## Today

- Another view of F-tests
- Confidence intervals for single parameters
- Confidence intervals for linear combinations of parameters
- Confidence intervals for parameters jointly

## Last time…

Certain hypotheses of interest can be set up as competing models. A full model and a simpler model (nested in the full model). A.K.A testing models.

Identify the models of interest.

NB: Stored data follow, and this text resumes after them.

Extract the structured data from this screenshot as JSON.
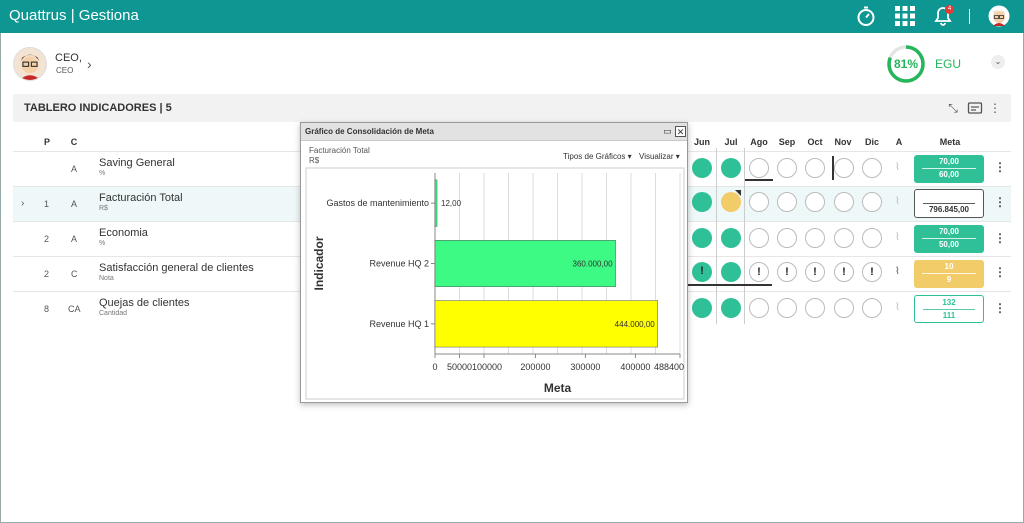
{
  "app": {
    "brand": "Quattrus",
    "module": "Gestiona",
    "notification_count": "4"
  },
  "user": {
    "name": "CEO,",
    "role": "CEO"
  },
  "gauge": {
    "value": "81%",
    "label": "EGU",
    "fraction": 0.81
  },
  "panel": {
    "title": "TABLERO INDICADORES | 5"
  },
  "columns": {
    "p": "P",
    "c": "C",
    "months": [
      "Jun",
      "Jul",
      "Ago",
      "Sep",
      "Oct",
      "Nov",
      "Dic"
    ],
    "a": "A",
    "meta": "Meta"
  },
  "rows": [
    {
      "p": "",
      "c": "A",
      "name": "Saving General",
      "unit": "%",
      "meta1": "70,00",
      "meta2": "60,00"
    },
    {
      "p": "1",
      "c": "A",
      "name": "Facturación Total",
      "unit": "R$",
      "meta1": "",
      "meta2": "796.845,00"
    },
    {
      "p": "2",
      "c": "A",
      "name": "Economia",
      "unit": "%",
      "meta1": "70,00",
      "meta2": "50,00"
    },
    {
      "p": "2",
      "c": "C",
      "name": "Satisfacción general de clientes",
      "unit": "Nota",
      "meta1": "10",
      "meta2": "9"
    },
    {
      "p": "8",
      "c": "CA",
      "name": "Quejas de clientes",
      "unit": "Cantidad",
      "meta1": "132",
      "meta2": "111"
    }
  ],
  "popup": {
    "title": "Gráfico de Consolidación de Meta",
    "indicator": "Facturación Total",
    "unit": "R$",
    "menu_chart_types": "Tipos de Gráficos",
    "menu_view": "Visualizar"
  },
  "chart_data": {
    "type": "bar",
    "orientation": "horizontal",
    "categories": [
      "Gastos de mantenimiento",
      "Revenue HQ 2",
      "Revenue HQ 1"
    ],
    "values": [
      12,
      360000,
      444000
    ],
    "data_labels": [
      "12,00",
      "360.000,00",
      "444.000,00"
    ],
    "bar_colors": [
      "#3dfa84",
      "#3dfa84",
      "#ffff00"
    ],
    "xlabel": "Meta",
    "ylabel": "Indicador",
    "xlim": [
      0,
      488400
    ],
    "x_ticks": [
      0,
      50000,
      100000,
      200000,
      300000,
      400000,
      488400
    ],
    "x_tick_labels": [
      "0",
      "50000",
      "100000",
      "200000",
      "300000",
      "400000",
      "488400"
    ],
    "grid": true
  },
  "colors": {
    "topbar": "#0e9693",
    "green": "#2fc098",
    "yellow": "#f3cc6a"
  }
}
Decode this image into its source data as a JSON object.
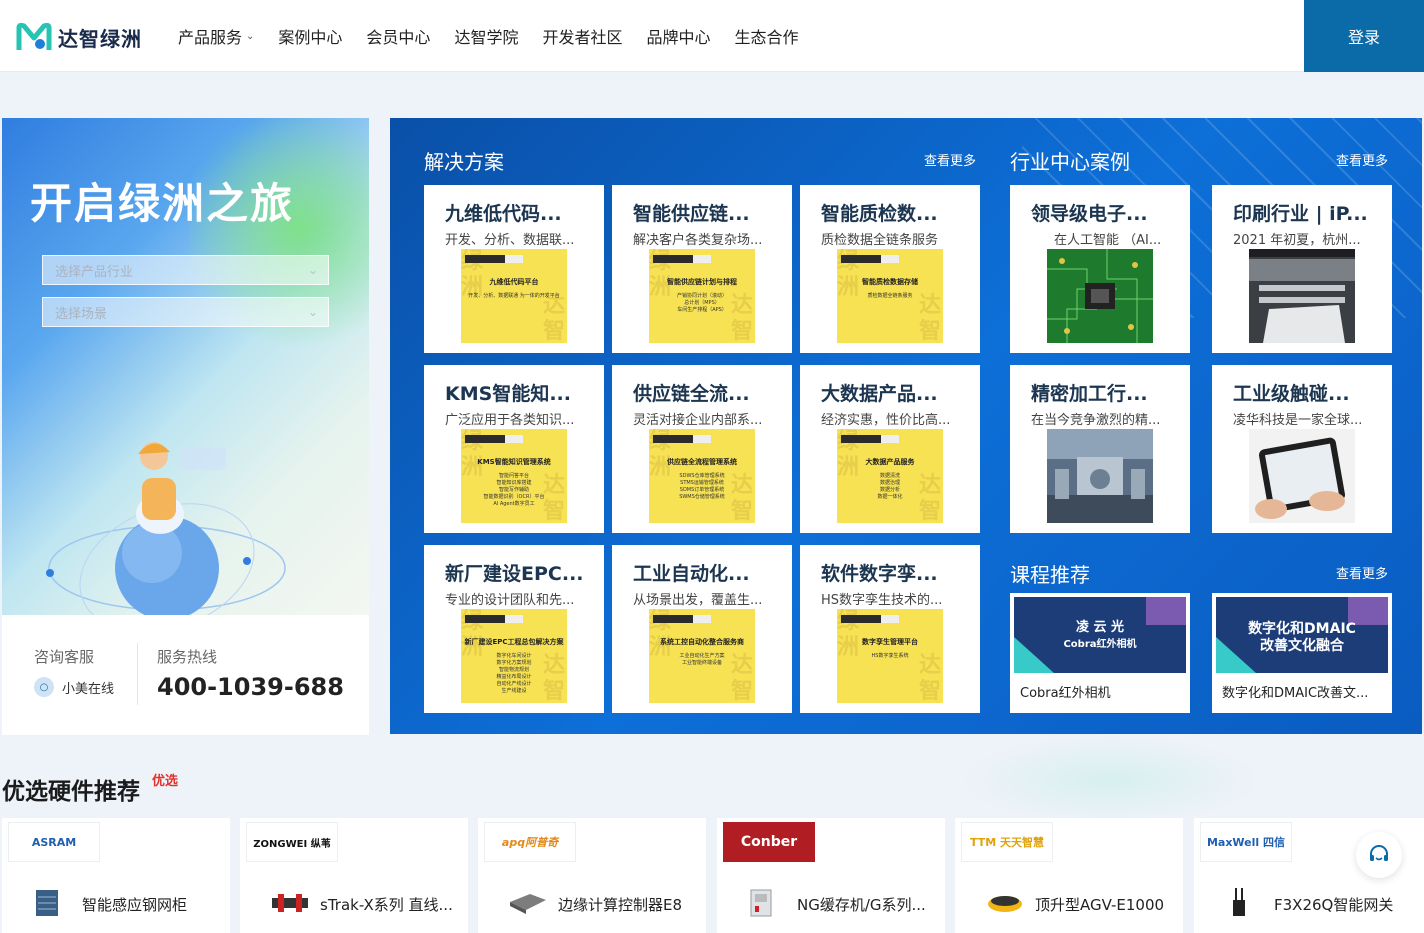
{
  "header": {
    "logo_text": "达智绿洲",
    "nav": [
      {
        "label": "产品服务",
        "has_dropdown": true
      },
      {
        "label": "案例中心"
      },
      {
        "label": "会员中心"
      },
      {
        "label": "达智学院"
      },
      {
        "label": "开发者社区"
      },
      {
        "label": "品牌中心"
      },
      {
        "label": "生态合作"
      }
    ],
    "login_label": "登录"
  },
  "hero": {
    "title": "开启绿洲之旅",
    "select_industry": "选择产品行业",
    "select_scene": "选择场景"
  },
  "contact": {
    "consult_label": "咨询客服",
    "online_label": "小美在线",
    "hotline_label": "服务热线",
    "phone": "400-1039-688"
  },
  "solutions": {
    "title": "解决方案",
    "more": "查看更多",
    "cards": [
      {
        "title": "九维低代码...",
        "sub": "开发、分析、数据联...",
        "thumb_title": "九维低代码平台",
        "thumb_lines": [
          "开发、分析、数据联通 为一体的开发平台"
        ]
      },
      {
        "title": "智能供应链...",
        "sub": "解决客户各类复杂场...",
        "thumb_title": "智能供应链计划与排程",
        "thumb_lines": [
          "产销协同计划（滚动）",
          "总计划（MPS）",
          "车间生产排程（APS）"
        ]
      },
      {
        "title": "智能质检数...",
        "sub": "质检数据全链条服务",
        "thumb_title": "智能质检数据存储",
        "thumb_lines": [
          "质检数据全链条服务"
        ]
      },
      {
        "title": "KMS智能知...",
        "sub": "广泛应用于各类知识...",
        "thumb_title": "KMS智能知识管理系统",
        "thumb_lines": [
          "智能问答平台",
          "智能知识库搭建",
          "智能写作辅助",
          "智能数据识别（OCR）平台",
          "AI Agent数字员工"
        ]
      },
      {
        "title": "供应链全流...",
        "sub": "灵活对接企业内部系...",
        "thumb_title": "供应链全流程管理系统",
        "thumb_lines": [
          "SDWS仓库管理系统",
          "STMS运输管理系统",
          "SOMS订单管理系统",
          "SWMS仓储管理系统"
        ]
      },
      {
        "title": "大数据产品...",
        "sub": "经济实惠，性价比高...",
        "thumb_title": "大数据产品服务",
        "thumb_lines": [
          "数据清洗",
          "数据治理",
          "数据分析",
          "数据一体化"
        ]
      },
      {
        "title": "新厂建设EPC...",
        "sub": "专业的设计团队和先...",
        "thumb_title": "新厂建设EPC工程总包解决方案",
        "thumb_lines": [
          "数字化车间设计",
          "数字化方案规划",
          "智能物流规划",
          "精益化布局设计",
          "自动化产线设计",
          "生产线建设"
        ]
      },
      {
        "title": "工业自动化...",
        "sub": "从场景出发，覆盖生...",
        "thumb_title": "系统工控自动化整合服务商",
        "thumb_lines": [
          "工业自动化生产方案",
          "工业智能终端设备"
        ]
      },
      {
        "title": "软件数字孪...",
        "sub": "HS数字孪生技术的...",
        "thumb_title": "数字孪生管理平台",
        "thumb_lines": [
          "HS数字孪生系统"
        ]
      }
    ]
  },
  "industry": {
    "title": "行业中心案例",
    "more": "查看更多",
    "cards": [
      {
        "title": "领导级电子...",
        "sub": "在人工智能 （AI..."
      },
      {
        "title": "印刷行业 | iP...",
        "sub": "2021 年初夏，杭州..."
      },
      {
        "title": "精密加工行...",
        "sub": "在当今竞争激烈的精..."
      },
      {
        "title": "工业级触碰...",
        "sub": "凌华科技是一家全球..."
      }
    ]
  },
  "courses": {
    "title": "课程推荐",
    "more": "查看更多",
    "items": [
      {
        "img_line1": "凌 云 光",
        "img_line2": "Cobra红外相机",
        "label": "Cobra红外相机"
      },
      {
        "img_line1": "数字化和DMAIC",
        "img_line2": "改善文化融合",
        "label": "数字化和DMAIC改善文..."
      }
    ]
  },
  "hardware": {
    "title": "优选硬件推荐",
    "badge": "优选",
    "items": [
      {
        "brand": "ASRAM",
        "name": "智能感应钢网柜"
      },
      {
        "brand": "ZONGWEI 纵苇",
        "name": "sTrak-X系列 直线..."
      },
      {
        "brand": "apq阿普奇",
        "name": "边缘计算控制器E8"
      },
      {
        "brand": "Conber",
        "name": "NG缓存机/G系列..."
      },
      {
        "brand": "TTM 天天智慧",
        "name": "顶升型AGV-E1000"
      },
      {
        "brand": "MaxWell 四信",
        "name": "F3X26Q智能网关"
      }
    ]
  },
  "colors": {
    "login_bg": "#0b6aa8",
    "panel_bg": "#0d6fd8",
    "thumb_yellow": "#f7e253",
    "badge_red": "#e4322b"
  }
}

Fit both. **Check fit of full model.** Find F-statistic, and answer questions of interest.

## Another way to set up F-tests A.K.A testing linear parametric functions

Assuming the regression model: \[ Y = X\beta + \epsilon, \quad \epsilon \sim N(0, \sigma^2 I) \] Consider the hypotheses: \[ \begin{aligned} H_0: K^T \beta = m \\ H_1: K^T \beta \ne m \end{aligned} \] where \(K_{k \times p}\) matrix with rank(K) = k.

Then under the null hypothesis, \[ F = \frac{\left((K^T\beta - m)^T \left(K^T(X^TX)^{-1}K \right)^{-1} (K^T\beta - m)\right)/k}{\text{RSS}/(n-p)} \sim F_{k, n-p} \]

*(Don’t memorise for ST552, maybe for comps)*

## You get the same answer

This alternative is equivalent to the model testing setup we considered. Every null hypothesis of the form \(K^T \beta = m\) is comparing a full and reduced model and vice versa.

For example, consider \[ K = \left(\begin{matrix} 0 \\ \vdots \\ 0 \\ 1\\ 0 \\ \vdots \\ 0 \end{matrix}\right), \quad m = 0 \hspace{3cm} \] where the 1 in \(K\) occurs in the \(i\)th row.

**What is the null hypothesis being tested?**

## Your turn

What are \(K\) and \(m\) for exercises 1 and 5 from the handout from last time? HW#4

## Confidence intervals for individual \(\beta_j\)

The t-test for an individual parameter can be flipped around to give \(100(1 - \alpha)\%\) confidence intervals of the form

\[ \hat{\beta_j} \pm t^{(\alpha/2)}_{n-p} \SE{\hat{\beta_j}} \]

(Remember \(\SE{\hat{\beta_j}}\) is coming from the diagonal entry of the estimated variance-covariance matrix.)

## Coagulation times

Dataset comes from a study of blood coagulation times. 24 animals were randomly assigned to four different diets and the samples were taken in a random order.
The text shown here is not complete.